Government Needs to Act Against Abuses in Pretrial Detention

Photo taken at the “End ‘Hostage Justice’ in Japan Project” launch event in Osaka, Japan on June 30, 2023, organized by Human Rights Watch and Innocence Project Japan. © 2023 Kanae Doi/Human Rights Watch

Today, Human Rights Watch and Innocence Project Japan, a Japanese nongovernmental group, launched a joint project to end the practice of “hostage justice” in Japan. The project will advocate with policymakers for legal reform and inform public opinion through events and discussions.

In Japan, criminal suspects face severe abuses in pretrial detention. Authorities routinely strip them of their right to remain silent, interrogate them without a lawyer, coerce them to confess to crimes through repeated arrests, and deny them bail – resulting in detention for prolonged periods under constant surveillance in police stations. More than 99 percent of trials result in convictions.

Shinobu Yamagishi, the founder and former President of Pressance Corporation Co., a major Japanese real estate company, is among the few that have been acquitted.

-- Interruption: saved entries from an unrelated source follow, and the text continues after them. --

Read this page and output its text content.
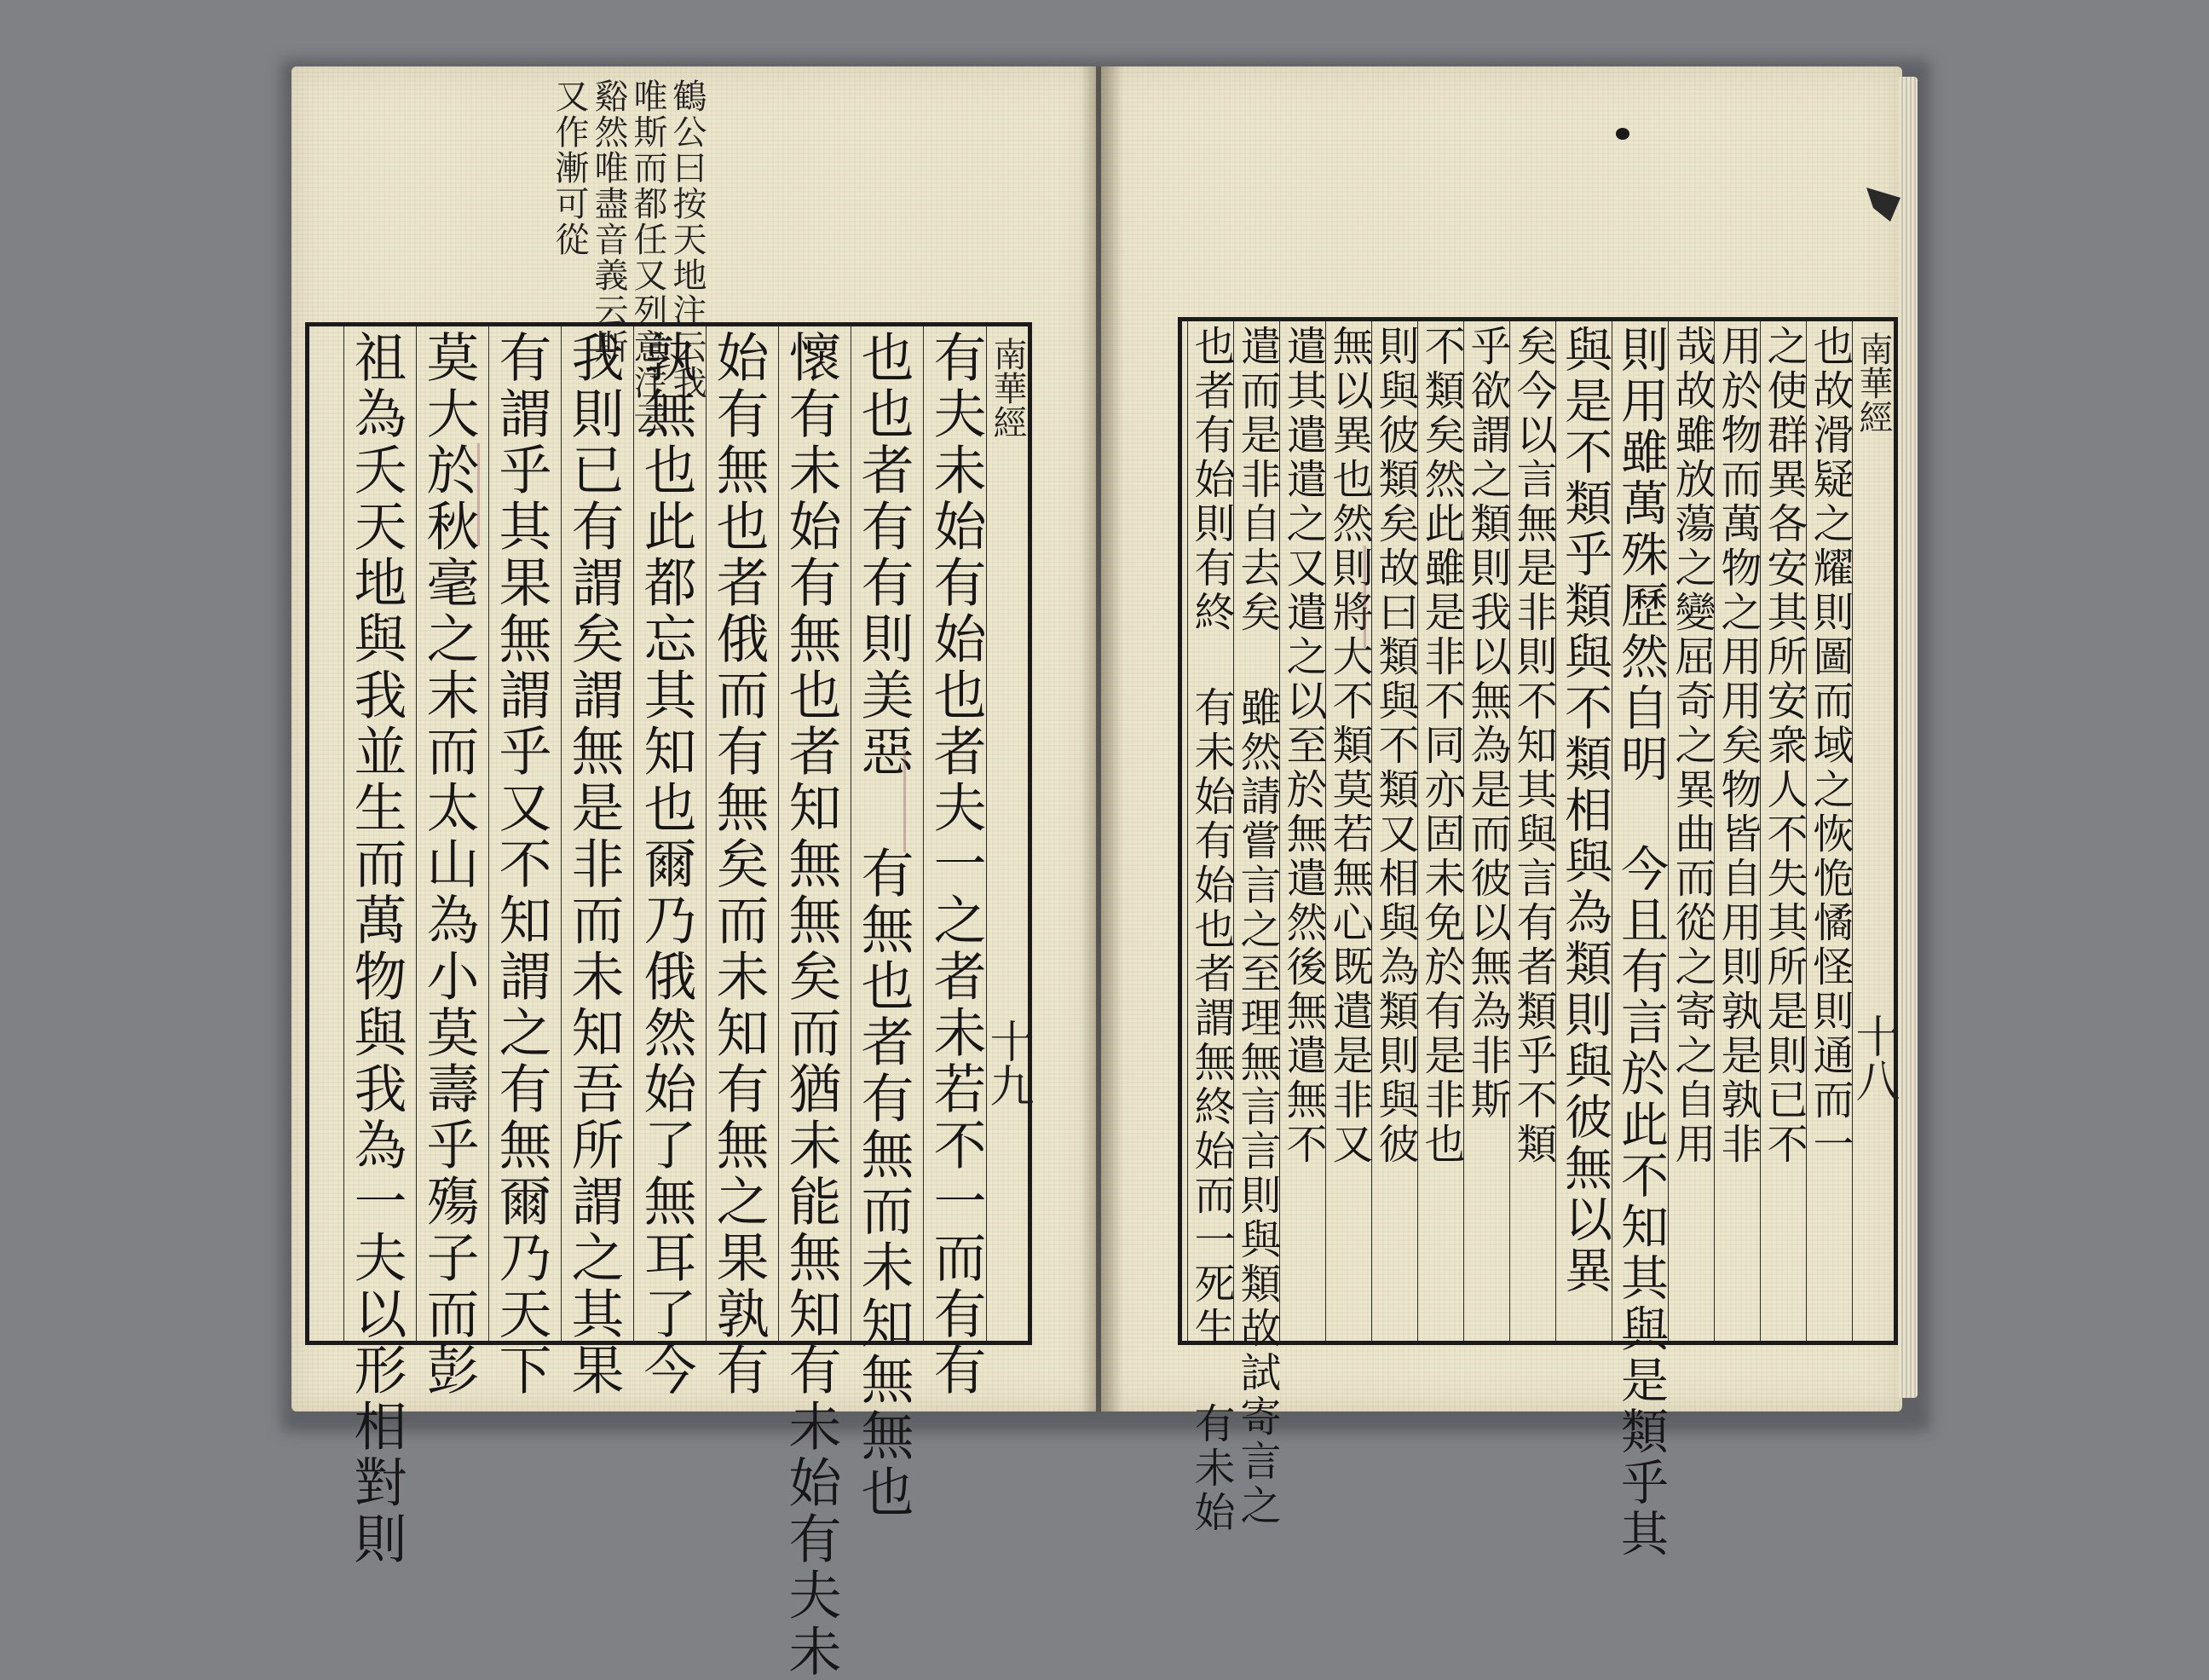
鶴公曰按天地注云我
唯斯而都任又列意注云
谿然唯盡音義云斯
又作漸可從
南華經
有夫未始有始也者夫一之者未若不一而有有
也也者有有則美惡 有無也者有無而未知無無也
懷有未始有無也者知無無矣而猶未能無知有未始有夫未
始有無也者俄而有無矣而未知有無之果孰有
孰無也此都忘其知也爾乃俄然始了無耳了今
我則已有謂矣謂無是非而未知吾所謂之其果
有謂乎其果無謂乎又不知謂之有無爾乃天下
莫大於秋毫之末而太山為小莫壽乎殤子而彭
祖為夭天地與我並生而萬物與我為一夫以形相對則	十九
南華經
也故滑疑之耀則圖而域之恢恑憰怪則通而一
之使群異各安其所安衆人不失其所是則已不
用於物而萬物之用用矣物皆自用則孰是孰非
哉故雖放蕩之變屈奇之異曲而從之寄之自用
則用雖萬殊歷然自明 今且有言於此不知其與是類乎其
與是不類乎類與不類相與為類則與彼無以異
矣今以言無是非則不知其與言有者類乎不類
乎欲謂之類則我以無為是而彼以無為非斯
不類矣然此雖是非不同亦固未免於有是非也
則與彼類矣故曰類與不類又相與為類則與彼
無以異也然則將大不類莫若無心既遣是非又
遣其遣遣之又遣之以至於無遣然後無遣無不
遣而是非自去矣 雖然請嘗言之至理無言言則與類故試寄言之
也者有始則有終 有未始有始也者謂無終始而一死生 有未始	十八
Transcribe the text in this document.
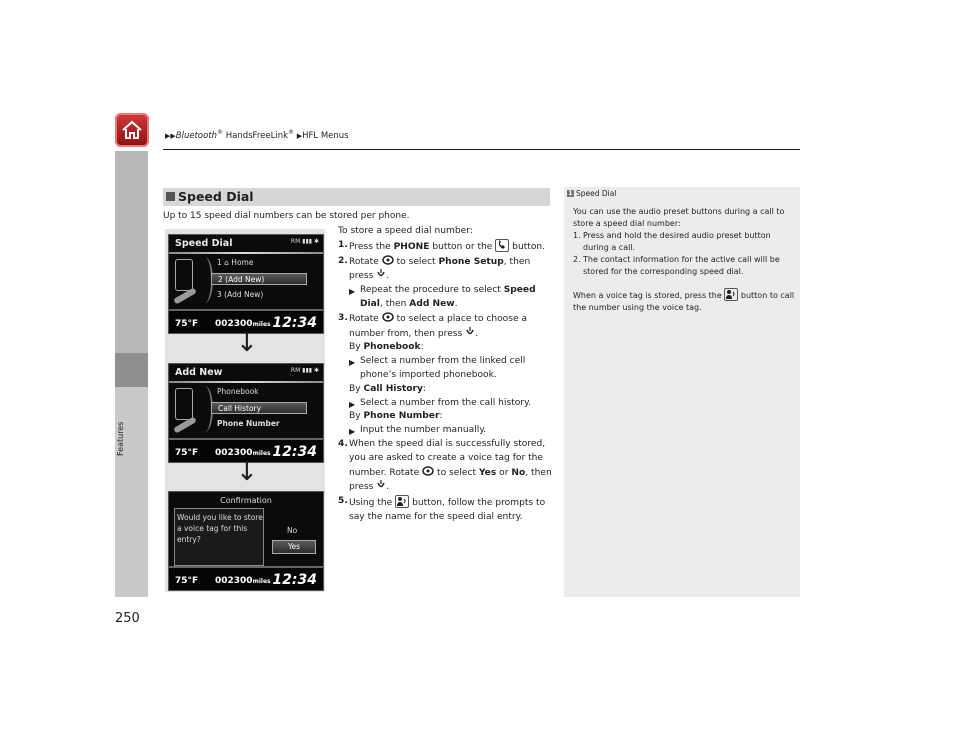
▶▶Bluetooth® HandsFreeLink® ▶HFL Menus
Features
250
Speed Dial
Up to 15 speed dial numbers can be stored per phone.
Speed Dial	RM ▮▮▮ ✱
1 ⌂ Home
2 (Add New)
3 (Add New)
75°F 002300miles 12:34
↓
Add New	RM ▮▮▮ ✱
Phonebook
Call History
Phone Number
75°F 002300miles 12:34
↓
Confirmation
Would you like to store a voice tag for this entry?
No
Yes
75°F 002300miles 12:34
To store a speed dial number:
1. Press the PHONE button or the  button.
2. Rotate  to select Phone Setup, then press .
▶ Repeat the procedure to select Speed Dial, then Add New.
3. Rotate  to select a place to choose a number from, then press .
By Phonebook:
▶ Select a number from the linked cell phone’s imported phonebook.
By Call History:
▶ Select a number from the call history.
By Phone Number:
▶ Input the number manually.
4. When the speed dial is successfully stored, you are asked to create a voice tag for the number. Rotate  to select Yes or No, then press .
5. Using the  button, follow the prompts to say the name for the speed dial entry.
1 Speed Dial
You can use the audio preset buttons during a call to store a speed dial number:
1. Press and hold the desired audio preset button during a call.
2. The contact information for the active call will be stored for the corresponding speed dial.
When a voice tag is stored, press the  button to call the number using the voice tag.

Yamagishi was arrested in December 2019 and prosecuted for corporate embezzlement. Japanese law allows for the detention of suspects for up to 23 days before indictment. Detainees are not allowed to request bail for the period and are subjected to interrogation throughout. While Yamagishi maintained his innocence, his staff and business partner in custody did not. After days of intimidation, threats, and verbal abuse by prosecutors, the prosecutors eventually made them sign “confessional” statements saying Yamagishi was involved in the corporate embezzlement.

After indictment, Yamagishi applied for bail, but his application was rejected six times. Courts routinely deny bail during trial for those who do not confess. “It was a very hard 248 days mentally, thinking that the only way to get out of here was to make a false confession,” Yamagishi told us. It took him two years to clear his name, and in the process he lost his company.

The abusive practices of Japan’s “hostage justice” system have resulted in thousands of lives and families being torn apart every year, as well as wrongful convictions. The Japanese government urgently needs to undertake wide-ranging reforms so that detainees’ rights to a fair trial are ensured, and to make investigators and prosecutors more accountable for their actions.